Menurut saya pribadi, inilah bagian dari apa yang saya maksudkan dengan kemampuan orang Aceh di dalam berpikir dan berdiplomasi. Tidak perlu ada kekerasan di dalamnya, tetapi jelas menggunakan tindakan dan perbuatan nyata yang mengandalkan pemikiran dan hati. Idealismenya nampak sangat jelas dan kuat, serta apa yang dilakukan bisa memberikan efek yang sangat positif baik untuk saat ini maupun nanti. Persis seperti apa yang sudah dilakukan oleh para pendahulu orang Aceh di masa perjuangan lalu meski dalam bentuk yang berbeda.

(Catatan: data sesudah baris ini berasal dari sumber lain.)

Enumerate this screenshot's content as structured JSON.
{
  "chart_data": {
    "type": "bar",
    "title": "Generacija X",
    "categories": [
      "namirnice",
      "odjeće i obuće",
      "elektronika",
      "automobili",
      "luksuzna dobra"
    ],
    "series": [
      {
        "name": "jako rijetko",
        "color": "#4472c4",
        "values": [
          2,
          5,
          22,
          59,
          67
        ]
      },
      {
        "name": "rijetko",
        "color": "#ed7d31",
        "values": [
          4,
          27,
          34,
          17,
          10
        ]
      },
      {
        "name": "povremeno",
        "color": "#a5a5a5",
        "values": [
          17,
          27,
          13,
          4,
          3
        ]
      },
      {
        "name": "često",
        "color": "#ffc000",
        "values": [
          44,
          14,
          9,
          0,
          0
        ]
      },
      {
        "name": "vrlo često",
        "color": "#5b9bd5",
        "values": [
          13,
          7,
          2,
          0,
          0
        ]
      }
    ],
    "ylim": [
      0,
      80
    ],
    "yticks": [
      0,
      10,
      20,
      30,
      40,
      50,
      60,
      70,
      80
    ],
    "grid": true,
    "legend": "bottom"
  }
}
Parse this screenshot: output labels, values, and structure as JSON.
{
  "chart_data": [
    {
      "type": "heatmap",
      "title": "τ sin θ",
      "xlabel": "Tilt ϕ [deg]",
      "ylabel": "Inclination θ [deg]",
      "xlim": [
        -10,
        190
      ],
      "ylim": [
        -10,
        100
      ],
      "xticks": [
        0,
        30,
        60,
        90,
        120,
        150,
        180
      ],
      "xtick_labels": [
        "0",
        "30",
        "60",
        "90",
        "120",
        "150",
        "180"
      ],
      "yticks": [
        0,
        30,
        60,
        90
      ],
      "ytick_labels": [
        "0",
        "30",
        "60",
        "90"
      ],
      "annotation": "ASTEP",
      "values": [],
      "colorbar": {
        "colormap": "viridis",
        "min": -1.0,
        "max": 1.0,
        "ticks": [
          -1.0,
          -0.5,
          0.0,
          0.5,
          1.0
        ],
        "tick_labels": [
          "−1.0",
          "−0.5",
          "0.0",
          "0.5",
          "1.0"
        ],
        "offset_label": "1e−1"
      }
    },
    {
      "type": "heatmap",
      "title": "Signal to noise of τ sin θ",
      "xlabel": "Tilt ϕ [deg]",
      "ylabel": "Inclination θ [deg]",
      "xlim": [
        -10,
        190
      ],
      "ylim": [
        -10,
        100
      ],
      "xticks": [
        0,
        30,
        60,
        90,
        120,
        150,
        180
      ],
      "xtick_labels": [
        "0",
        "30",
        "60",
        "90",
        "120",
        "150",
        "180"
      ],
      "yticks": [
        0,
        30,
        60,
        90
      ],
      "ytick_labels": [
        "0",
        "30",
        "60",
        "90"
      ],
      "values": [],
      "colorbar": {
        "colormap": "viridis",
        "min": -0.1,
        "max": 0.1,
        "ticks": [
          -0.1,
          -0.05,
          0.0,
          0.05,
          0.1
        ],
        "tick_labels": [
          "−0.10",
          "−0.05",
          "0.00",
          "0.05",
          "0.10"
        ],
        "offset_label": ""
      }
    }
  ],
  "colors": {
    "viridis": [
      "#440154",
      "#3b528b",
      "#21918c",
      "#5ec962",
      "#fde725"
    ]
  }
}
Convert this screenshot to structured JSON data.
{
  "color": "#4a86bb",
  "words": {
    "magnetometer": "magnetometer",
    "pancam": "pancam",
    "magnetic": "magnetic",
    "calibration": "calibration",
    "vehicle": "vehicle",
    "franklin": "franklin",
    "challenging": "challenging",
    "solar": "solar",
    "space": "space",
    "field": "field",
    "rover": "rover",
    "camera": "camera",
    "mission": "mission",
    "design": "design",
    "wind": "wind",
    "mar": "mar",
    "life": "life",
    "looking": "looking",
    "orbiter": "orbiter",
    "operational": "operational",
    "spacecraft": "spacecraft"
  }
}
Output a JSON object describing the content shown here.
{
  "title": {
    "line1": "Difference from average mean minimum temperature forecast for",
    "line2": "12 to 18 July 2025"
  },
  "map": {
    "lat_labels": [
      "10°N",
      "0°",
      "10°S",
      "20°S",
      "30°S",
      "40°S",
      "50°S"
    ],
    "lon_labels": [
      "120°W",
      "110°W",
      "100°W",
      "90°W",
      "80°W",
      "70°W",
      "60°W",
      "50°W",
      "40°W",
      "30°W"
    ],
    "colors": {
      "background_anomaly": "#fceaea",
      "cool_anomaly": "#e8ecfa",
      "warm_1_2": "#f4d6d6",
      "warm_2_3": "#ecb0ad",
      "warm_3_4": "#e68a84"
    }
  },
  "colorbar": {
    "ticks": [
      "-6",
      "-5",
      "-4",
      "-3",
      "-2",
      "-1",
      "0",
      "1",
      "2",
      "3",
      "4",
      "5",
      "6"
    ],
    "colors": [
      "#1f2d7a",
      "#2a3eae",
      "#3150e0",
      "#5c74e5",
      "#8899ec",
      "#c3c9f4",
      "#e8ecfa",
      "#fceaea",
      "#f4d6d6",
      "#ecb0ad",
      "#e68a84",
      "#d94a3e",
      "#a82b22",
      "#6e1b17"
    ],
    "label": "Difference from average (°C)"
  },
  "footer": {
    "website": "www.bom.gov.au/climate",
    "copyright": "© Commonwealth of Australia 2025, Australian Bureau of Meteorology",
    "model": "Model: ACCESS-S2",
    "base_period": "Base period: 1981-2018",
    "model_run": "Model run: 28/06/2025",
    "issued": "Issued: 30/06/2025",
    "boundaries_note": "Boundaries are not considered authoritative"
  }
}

Silahkan saja bila para generasi tua ini ingin terus berkonflik dan merusak, tetapi jangan pernah merusak generasi yang akan datang. Janganlah pernah berkata bahwa semua yang dilakukan adalah karena cinta kepada anak-anak bangsa, bila memang terus saja mencoba melenyapkan dan menghilangkan jati diri generasi muda. Jangan pernah juga menuntut generasi muda untuk lebih maju dan berkembang bila yang tuanya pun selalu saja berpikiran dan memiliki hati yang “terkotak”.

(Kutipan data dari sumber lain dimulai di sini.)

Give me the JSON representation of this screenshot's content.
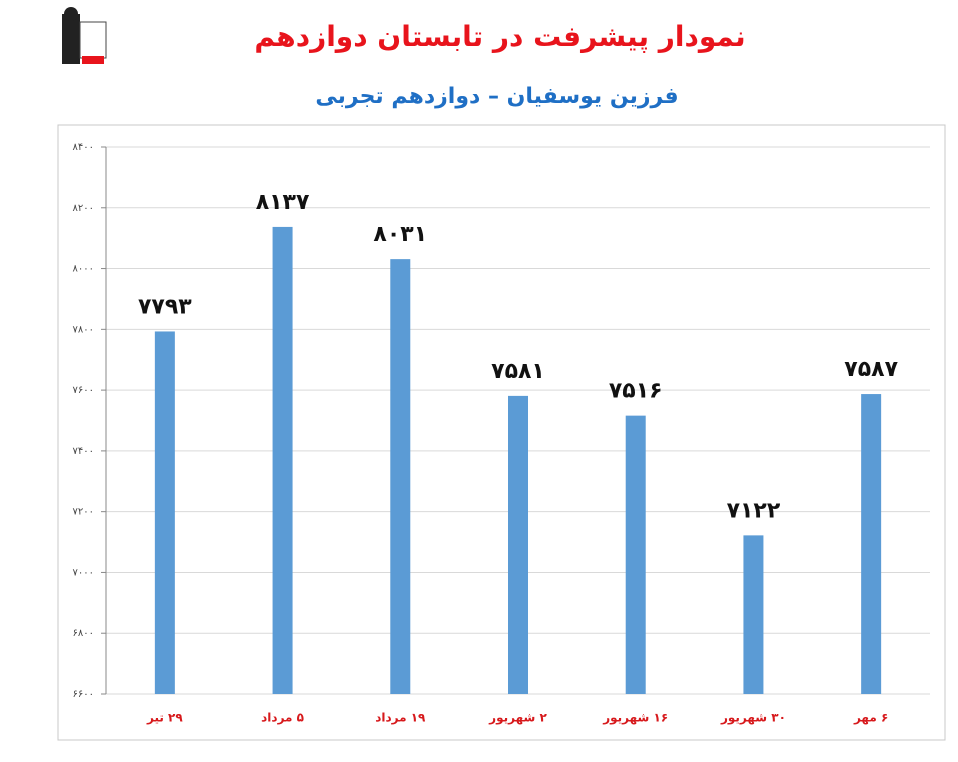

Jangan salahkan internet dan budaya asing, deh!!! Lebih baik bercermin saja dulu, berani dan mampukah untuk jujur?! Benarkah sudah mampu memiliki cinta kepada generasi yang akan datang ini dengan menjadikan mereka sebagai generasi yang mandiri, cerdas, sehat, dan memiliki kepribadian yang kuat?! Bukan sebagai anak yang merasa dimiliki dan dikuasai lalu dituntut untuk membalas budi, ya!!!

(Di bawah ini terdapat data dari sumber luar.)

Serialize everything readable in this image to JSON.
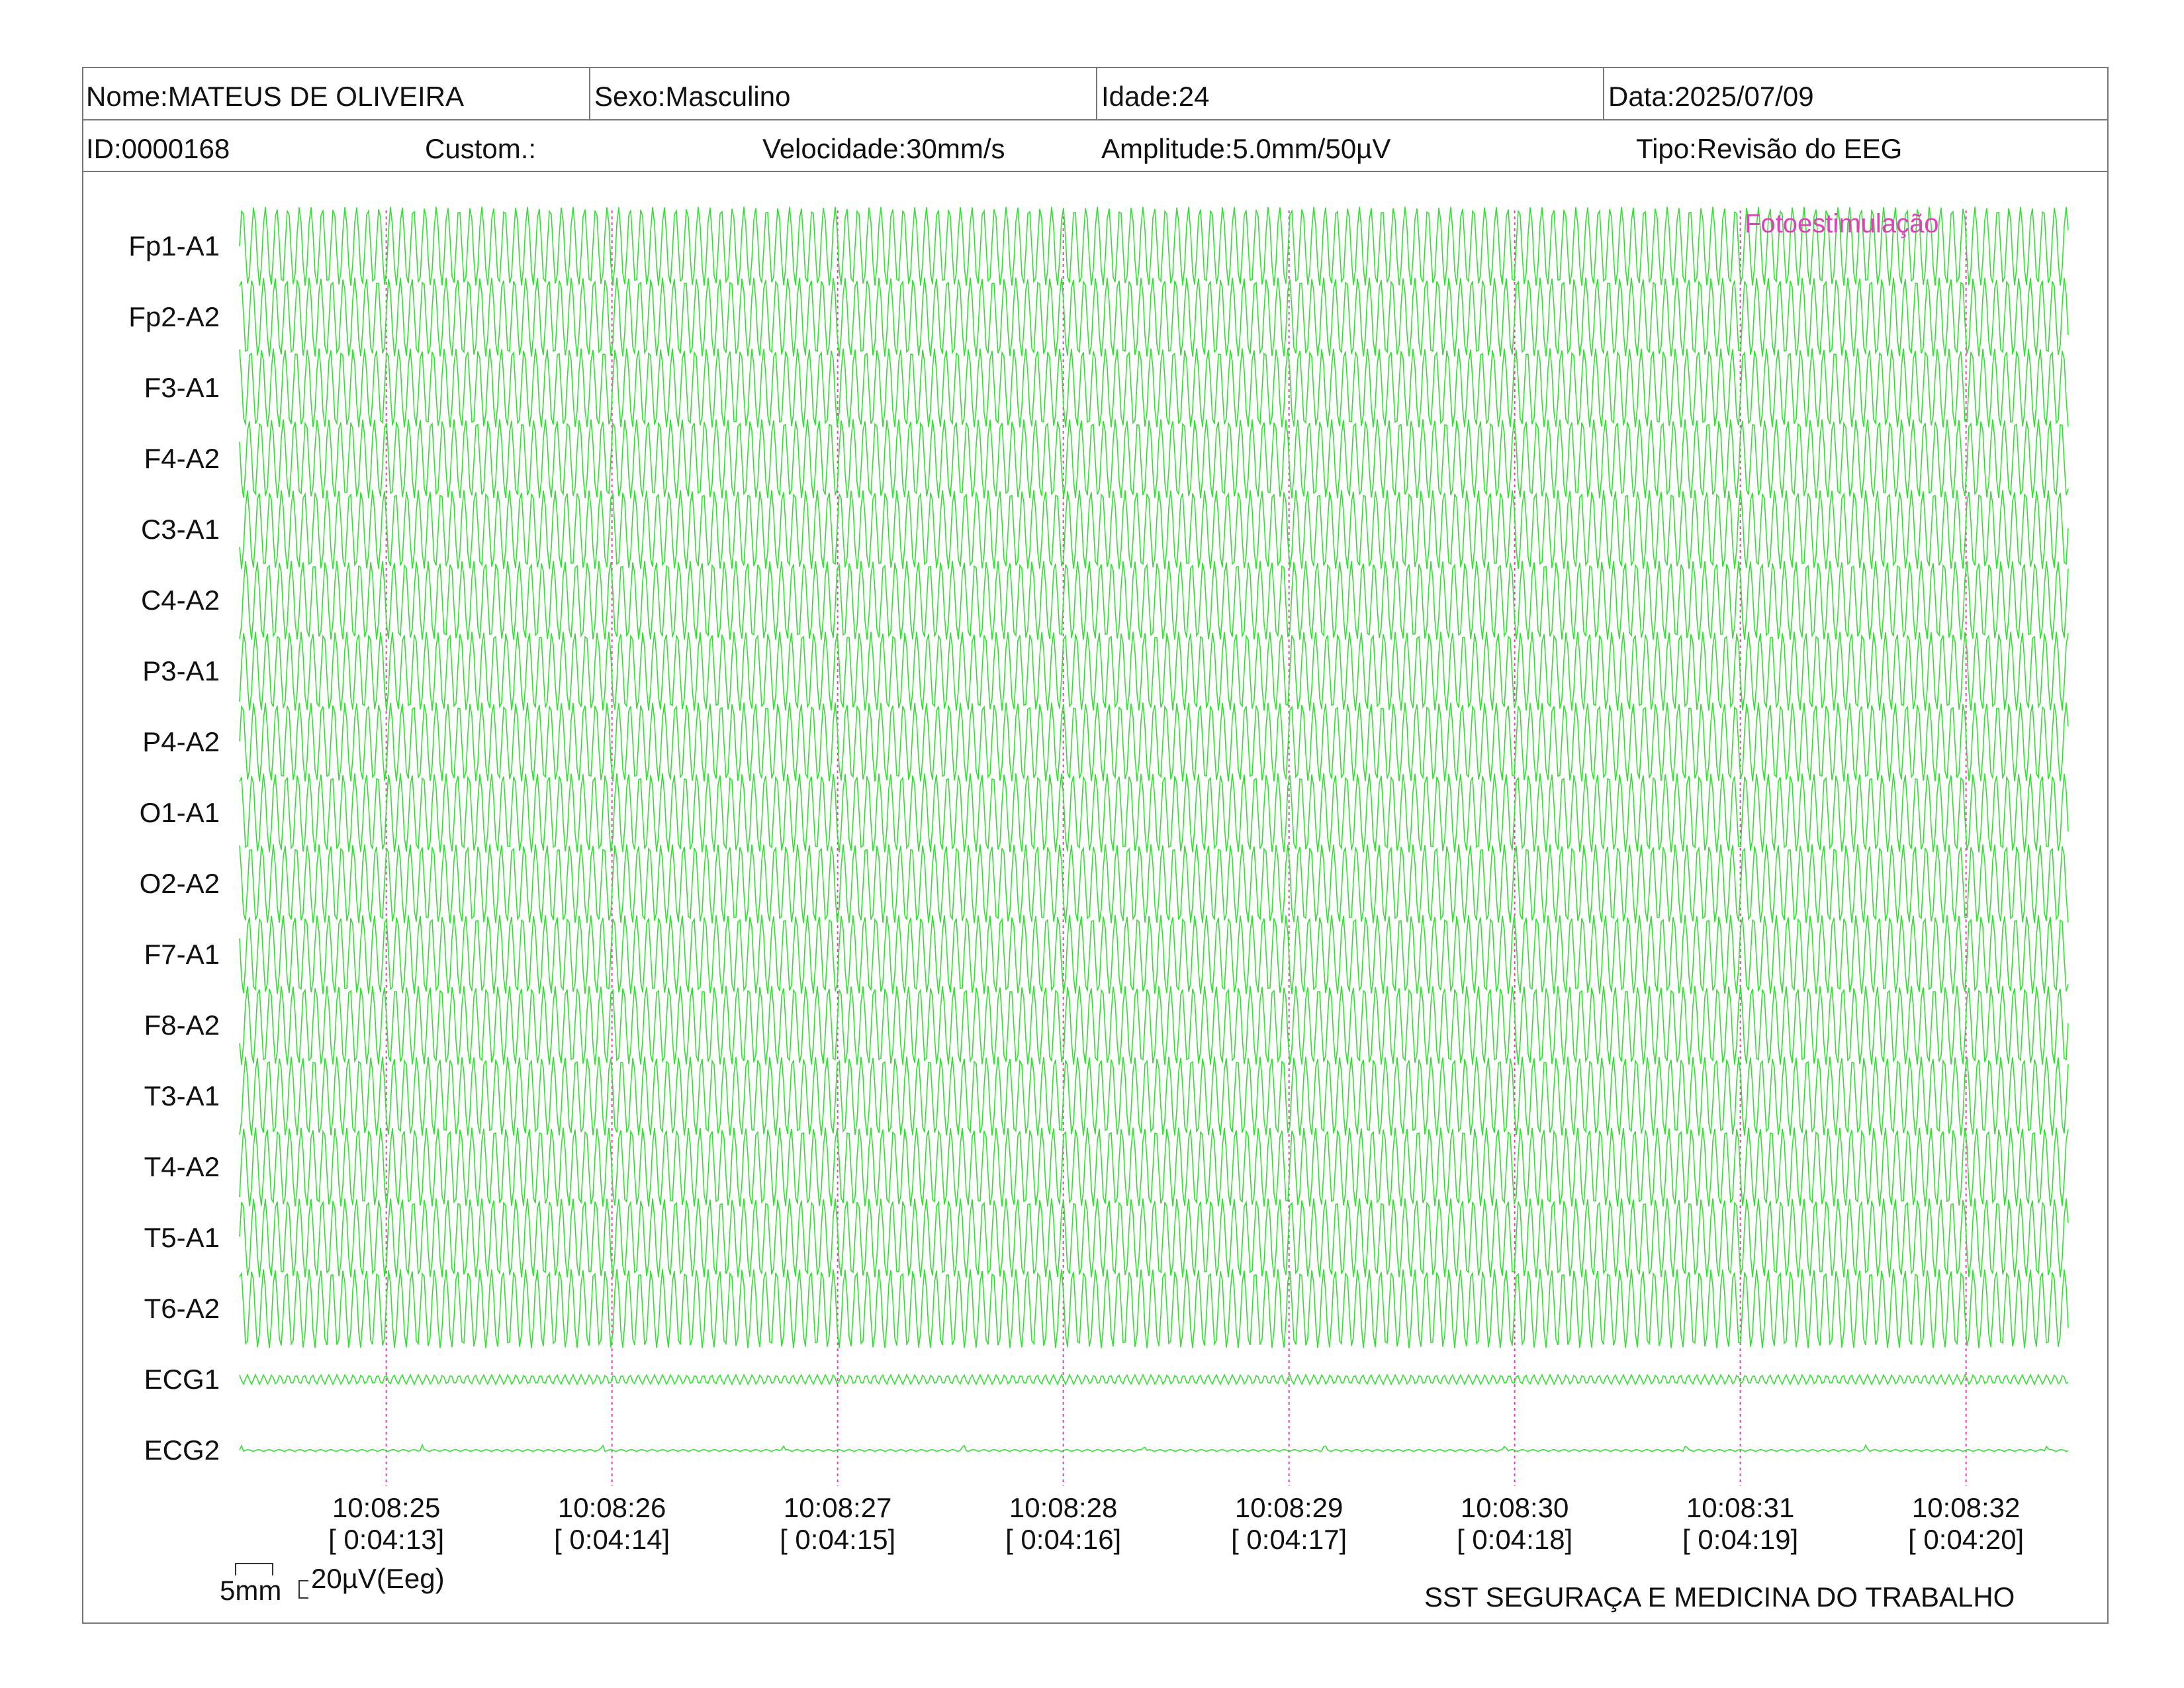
{
  "header": {
    "nome": "Nome:MATEUS DE OLIVEIRA",
    "sexo": "Sexo:Masculino",
    "idade": "Idade:24",
    "data": "Data:2025/07/09",
    "id": "ID:0000168",
    "custom": "Custom.:",
    "velocidade": "Velocidade:30mm/s",
    "amplitude": "Amplitude:5.0mm/50µV",
    "tipo": "Tipo:Revisão do EEG"
  },
  "colors": {
    "trace": "#33e033",
    "marker": "#e040b8",
    "border": "#777777"
  },
  "chart_data": {
    "type": "line",
    "title": "",
    "channels": [
      "Fp1-A1",
      "Fp2-A2",
      "F3-A1",
      "F4-A2",
      "C3-A1",
      "C4-A2",
      "P3-A1",
      "P4-A2",
      "O1-A1",
      "O2-A2",
      "F7-A1",
      "F8-A2",
      "T3-A1",
      "T4-A2",
      "T5-A1",
      "T6-A2",
      "ECG1",
      "ECG2"
    ],
    "time_range": [
      "10:08:24.35",
      "10:08:32.45"
    ],
    "time_ticks": [
      {
        "clock": "10:08:25",
        "elapsed": "[ 0:04:13]"
      },
      {
        "clock": "10:08:26",
        "elapsed": "[ 0:04:14]"
      },
      {
        "clock": "10:08:27",
        "elapsed": "[ 0:04:15]"
      },
      {
        "clock": "10:08:28",
        "elapsed": "[ 0:04:16]"
      },
      {
        "clock": "10:08:29",
        "elapsed": "[ 0:04:17]"
      },
      {
        "clock": "10:08:30",
        "elapsed": "[ 0:04:18]"
      },
      {
        "clock": "10:08:31",
        "elapsed": "[ 0:04:19]"
      },
      {
        "clock": "10:08:32",
        "elapsed": "[ 0:04:20]"
      }
    ],
    "eeg_frequency_hz": 19.8,
    "eeg_amplitude_uv": 170,
    "ecg1_amplitude_uv": 20,
    "ecg2_amplitude_uv": 4,
    "annotation": "Fotoestimulação",
    "scale_time": "5mm",
    "scale_amplitude": "20µV(Eeg)"
  },
  "footer": "SST SEGURAÇA E MEDICINA DO TRABALHO"
}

Jangan salahkan internet dan budaya asing, deh!!! Lebih baik bercermin saja dulu, berani dan mampukah untuk jujur?! Benarkah sudah mampu memiliki cinta kepada generasi yang akan datang ini dengan menjadikan mereka sebagai generasi yang mandiri, cerdas, sehat, dan memiliki kepribadian yang kuat?! Bukan sebagai anak yang merasa dimiliki dan dikuasai lalu dituntut untuk membalas budi, ya!!!
Bagi generasi muda Aceh, jadilah Aceh yang sejatinya. Kuatkan dan perkokoh diri sebagai Aceh. Berpikir dan berperilakulah seperti layaknya seorang Aceh sejati. Jangan pernah takut dengan keadaan dan situasi karena kita tidak diatur oleh keadaan. Kitalah yang seharusnya bisa mengatur keadaan. Baik dan buruknya Aceh di masa depan ada di tangan kalian semua. Bersatulah untuk satu tujuan yang pasti!
Sekarang, sebagai seorang perempuan yang bukan orang Aceh dan tidak tinggal di Aceh, saya yang menantang semua generasi muda Aceh, “Beranikah kalian menjadi Aceh yang sekaligus pemimpin bagi diri sendiri?!”.